Du côté des exploitants, on commente du bout des lèvres la mise en place de ce dispositif. « L’ASN nous a informés de son projet de développement d’une plate-forme pour les lanceurs d’alerte. Elle nous a également indiqué compter sur les exploitants nucléaires, dont Orano, pour diffuser l’information dans leur organisation respective et auprès de leurs partenaires industriels quand la plate-forme sera opérationnelle », indique-t-on à Orano. EDF, lui, assure n’avoir pas été associé au développement de ce dispositif et indique ne pas souhaiter commenter les décisions d’une autorité indépendante.
« Rendre les alertes publiques pourrait inciter d’autres salariés à témoigner »

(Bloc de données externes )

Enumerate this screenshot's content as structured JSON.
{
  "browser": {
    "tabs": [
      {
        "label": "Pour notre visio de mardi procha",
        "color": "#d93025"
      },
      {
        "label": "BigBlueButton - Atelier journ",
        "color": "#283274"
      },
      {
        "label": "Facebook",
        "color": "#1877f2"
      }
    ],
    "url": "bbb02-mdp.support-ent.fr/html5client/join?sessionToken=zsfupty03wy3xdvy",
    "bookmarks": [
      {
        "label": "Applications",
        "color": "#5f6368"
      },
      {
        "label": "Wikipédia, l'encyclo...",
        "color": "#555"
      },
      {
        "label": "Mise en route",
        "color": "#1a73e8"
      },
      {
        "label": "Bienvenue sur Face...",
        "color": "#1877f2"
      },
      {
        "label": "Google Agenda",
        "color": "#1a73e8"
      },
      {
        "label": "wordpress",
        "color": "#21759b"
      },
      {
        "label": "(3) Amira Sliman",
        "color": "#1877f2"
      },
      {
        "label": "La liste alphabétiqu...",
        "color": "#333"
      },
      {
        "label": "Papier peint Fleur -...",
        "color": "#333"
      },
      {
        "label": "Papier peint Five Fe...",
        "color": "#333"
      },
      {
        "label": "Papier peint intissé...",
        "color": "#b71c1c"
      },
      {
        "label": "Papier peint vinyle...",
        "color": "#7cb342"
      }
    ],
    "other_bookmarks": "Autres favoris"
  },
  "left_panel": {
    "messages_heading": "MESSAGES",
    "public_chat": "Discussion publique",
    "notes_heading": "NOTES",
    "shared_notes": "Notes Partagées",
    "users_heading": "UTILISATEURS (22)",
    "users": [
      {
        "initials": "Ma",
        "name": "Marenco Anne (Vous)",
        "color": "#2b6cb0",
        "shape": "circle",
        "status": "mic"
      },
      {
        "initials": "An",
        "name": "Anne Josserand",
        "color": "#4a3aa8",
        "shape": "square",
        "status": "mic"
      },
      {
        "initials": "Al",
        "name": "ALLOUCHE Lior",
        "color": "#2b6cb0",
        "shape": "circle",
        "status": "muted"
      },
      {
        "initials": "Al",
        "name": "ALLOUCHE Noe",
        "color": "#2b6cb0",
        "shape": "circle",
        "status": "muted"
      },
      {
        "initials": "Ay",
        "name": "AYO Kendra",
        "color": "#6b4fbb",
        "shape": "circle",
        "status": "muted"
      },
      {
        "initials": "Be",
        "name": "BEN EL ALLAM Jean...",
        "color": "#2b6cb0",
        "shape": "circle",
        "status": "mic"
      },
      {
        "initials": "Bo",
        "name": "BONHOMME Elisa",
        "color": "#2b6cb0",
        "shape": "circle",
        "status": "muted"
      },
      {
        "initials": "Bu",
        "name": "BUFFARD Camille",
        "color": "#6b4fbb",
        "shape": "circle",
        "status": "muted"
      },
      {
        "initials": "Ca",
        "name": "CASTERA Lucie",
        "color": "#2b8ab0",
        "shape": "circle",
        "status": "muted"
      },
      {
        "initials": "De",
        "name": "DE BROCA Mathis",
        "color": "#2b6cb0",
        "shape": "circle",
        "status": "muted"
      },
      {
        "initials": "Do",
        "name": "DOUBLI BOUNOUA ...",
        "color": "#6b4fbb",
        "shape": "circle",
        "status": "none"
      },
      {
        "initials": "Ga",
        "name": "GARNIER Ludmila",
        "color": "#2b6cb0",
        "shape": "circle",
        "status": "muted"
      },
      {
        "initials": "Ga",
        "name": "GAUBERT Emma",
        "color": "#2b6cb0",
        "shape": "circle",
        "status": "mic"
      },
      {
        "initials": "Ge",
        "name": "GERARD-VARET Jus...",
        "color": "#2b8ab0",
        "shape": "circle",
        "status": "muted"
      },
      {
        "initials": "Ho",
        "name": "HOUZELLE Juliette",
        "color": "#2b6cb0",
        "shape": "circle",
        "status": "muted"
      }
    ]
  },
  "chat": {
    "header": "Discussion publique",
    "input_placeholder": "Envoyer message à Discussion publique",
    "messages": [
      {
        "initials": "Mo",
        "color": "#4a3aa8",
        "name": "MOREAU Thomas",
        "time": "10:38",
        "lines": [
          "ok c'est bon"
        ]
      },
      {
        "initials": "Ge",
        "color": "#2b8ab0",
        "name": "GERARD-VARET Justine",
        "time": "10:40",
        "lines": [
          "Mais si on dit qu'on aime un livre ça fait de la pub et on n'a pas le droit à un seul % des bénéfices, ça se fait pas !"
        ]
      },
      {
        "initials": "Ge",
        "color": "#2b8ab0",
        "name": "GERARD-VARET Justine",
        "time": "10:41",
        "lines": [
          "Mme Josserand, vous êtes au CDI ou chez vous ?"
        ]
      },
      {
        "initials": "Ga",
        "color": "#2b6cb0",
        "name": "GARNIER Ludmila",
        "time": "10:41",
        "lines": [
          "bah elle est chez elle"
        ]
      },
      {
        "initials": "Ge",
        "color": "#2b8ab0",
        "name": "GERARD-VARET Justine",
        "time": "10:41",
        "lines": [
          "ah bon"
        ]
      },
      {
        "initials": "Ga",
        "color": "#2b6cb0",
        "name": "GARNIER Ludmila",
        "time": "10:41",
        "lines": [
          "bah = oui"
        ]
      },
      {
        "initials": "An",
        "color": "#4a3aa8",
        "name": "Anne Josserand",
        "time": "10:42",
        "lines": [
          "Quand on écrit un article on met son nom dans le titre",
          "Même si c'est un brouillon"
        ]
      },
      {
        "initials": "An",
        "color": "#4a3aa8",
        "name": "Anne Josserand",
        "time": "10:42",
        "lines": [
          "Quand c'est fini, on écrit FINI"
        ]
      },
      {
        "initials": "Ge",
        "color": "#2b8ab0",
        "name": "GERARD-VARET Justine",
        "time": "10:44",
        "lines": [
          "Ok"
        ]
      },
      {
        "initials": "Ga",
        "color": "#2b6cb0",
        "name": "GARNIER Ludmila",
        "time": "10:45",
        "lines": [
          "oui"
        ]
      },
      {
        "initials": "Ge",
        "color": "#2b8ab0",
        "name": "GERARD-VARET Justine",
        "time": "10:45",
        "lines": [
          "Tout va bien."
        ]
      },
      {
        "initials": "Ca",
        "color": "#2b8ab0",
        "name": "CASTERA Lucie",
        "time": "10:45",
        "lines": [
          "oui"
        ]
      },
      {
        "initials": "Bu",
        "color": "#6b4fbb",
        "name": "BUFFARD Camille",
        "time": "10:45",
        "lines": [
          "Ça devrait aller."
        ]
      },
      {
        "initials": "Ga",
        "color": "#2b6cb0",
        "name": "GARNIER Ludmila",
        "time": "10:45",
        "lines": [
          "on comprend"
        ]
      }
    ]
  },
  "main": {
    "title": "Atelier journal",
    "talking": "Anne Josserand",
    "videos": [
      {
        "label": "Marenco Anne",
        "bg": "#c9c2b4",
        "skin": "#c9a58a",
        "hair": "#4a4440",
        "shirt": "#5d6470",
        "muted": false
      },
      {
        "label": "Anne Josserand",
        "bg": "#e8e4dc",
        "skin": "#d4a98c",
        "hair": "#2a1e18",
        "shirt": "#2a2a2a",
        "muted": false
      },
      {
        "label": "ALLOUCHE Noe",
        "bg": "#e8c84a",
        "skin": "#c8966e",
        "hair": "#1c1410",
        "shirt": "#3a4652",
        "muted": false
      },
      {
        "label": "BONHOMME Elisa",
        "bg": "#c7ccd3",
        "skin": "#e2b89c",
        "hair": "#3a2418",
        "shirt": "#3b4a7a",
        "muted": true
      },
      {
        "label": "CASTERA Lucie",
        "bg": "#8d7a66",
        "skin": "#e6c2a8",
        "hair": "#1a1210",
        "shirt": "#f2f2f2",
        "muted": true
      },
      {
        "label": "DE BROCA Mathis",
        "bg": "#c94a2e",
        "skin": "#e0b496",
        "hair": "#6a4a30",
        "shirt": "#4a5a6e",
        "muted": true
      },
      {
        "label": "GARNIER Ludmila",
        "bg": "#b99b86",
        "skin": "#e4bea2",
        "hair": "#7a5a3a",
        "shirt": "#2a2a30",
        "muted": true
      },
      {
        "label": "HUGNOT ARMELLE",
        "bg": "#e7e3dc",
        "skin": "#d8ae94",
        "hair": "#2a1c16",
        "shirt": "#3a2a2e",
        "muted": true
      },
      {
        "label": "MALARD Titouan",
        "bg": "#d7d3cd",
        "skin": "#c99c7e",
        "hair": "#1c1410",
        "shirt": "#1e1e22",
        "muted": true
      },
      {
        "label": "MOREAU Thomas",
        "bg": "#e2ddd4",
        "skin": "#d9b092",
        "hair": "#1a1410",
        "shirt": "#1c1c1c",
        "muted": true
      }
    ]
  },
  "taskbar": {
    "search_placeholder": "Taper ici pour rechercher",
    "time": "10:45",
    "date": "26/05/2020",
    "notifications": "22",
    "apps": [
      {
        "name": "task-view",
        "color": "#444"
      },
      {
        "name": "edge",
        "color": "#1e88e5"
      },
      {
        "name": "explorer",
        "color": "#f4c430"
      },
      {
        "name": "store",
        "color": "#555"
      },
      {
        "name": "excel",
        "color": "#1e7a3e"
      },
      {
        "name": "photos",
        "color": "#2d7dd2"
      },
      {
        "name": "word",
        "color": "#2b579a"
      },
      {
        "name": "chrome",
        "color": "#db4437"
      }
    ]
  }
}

Charlotte Mijeon, du réseau Sortir du nucléaire, salue pour sa part une « avancée, car la loi Sapin avait des limites : il fallait faire d’abord remonter en interne ce qui n’allait pas, ce qui signifiait pour de nombreux travailleurs se faire taper sur les doigts ». Mais elle attend de voir les moyens humains qui seront mis en œuvre pour traiter les alertes et la médiatisation qui en sera faite : « Rendre les alertes publiques pourrait inciter d’autres personnes à témoigner. Si l’ASN se contente de traiter avec l’exploitant, il existe peut-être un risque qu’elle ne voie qu’un petit bout du problème et que la personne ne soit pas vraiment protégée. Enfin, le dépôt d’une alerte signifie que les choses vont déjà très mal. L’ASN devrait également créer les conditions pour que le salarié n’ait pas à en arriver là. »
Aux dires de M. Quintin, la plate-forme est surtout destinée à recueillir les alertes concernant des fraudes et pas forcément des écarts aux procédures de sûreté. Un tort, car elle pourrait permettre aux sous-traitants de dénoncer des faits qu’ils passent parfois sous silence, de peur de se faire sanctionner, selon Gilles Reynaud, salarié dans une entreprise de sous-traitance et président et fondateur de l’association Ma Zone contrôlée. Lui-même a été mis à pied pendant cinq jours en juillet dernier, officiellement pour des faits remontant à cinq années plus tôt. Mais il était en réalité sanctionné, selon lui, pour avoir témoigné sous serment devant la Commission d’enquête parlementaire sur la sûreté et la sécurité des installations nucléaires, en mai dernier. Et pour avoir divulgué sur le site de son association des documents relatifs à un projet de fusion entre les différentes activités de son entreprise, « qui entraînerait un moins-disant sur la qualité et un véritable dumping social ».
« Mon association est née il y a dix ans à la suite d’une série d’incidents sur les sites nucléaires du Tricastin : le largage de plus de 80 kilos d’uranium dans une rivière avec un risque de contamination de plans d’eau, la contamination de 90 personnes sur un site voisin d’EDF, des assemblages de combustible restés suspendus au-dessus de la cuve à cause d’un problème de roulement à billes, etc. Le problème est que la relation entre nos entreprises et les exploitants est commerciale ; on en vient, quand on est sous-traitant et qu’on fait ou voit une bêtise, à ne rien dire et à espérer que personne d’autre n’a vu, pour ne pas perdre de temps ni être sanctionné. La plate-forme pourrait considérablement améliorer notre situation, à condition qu’elle ne se limite pas à des questions de documents falsifiés, comme au Creusot. »
Article initialement publié sur le site Reporterre.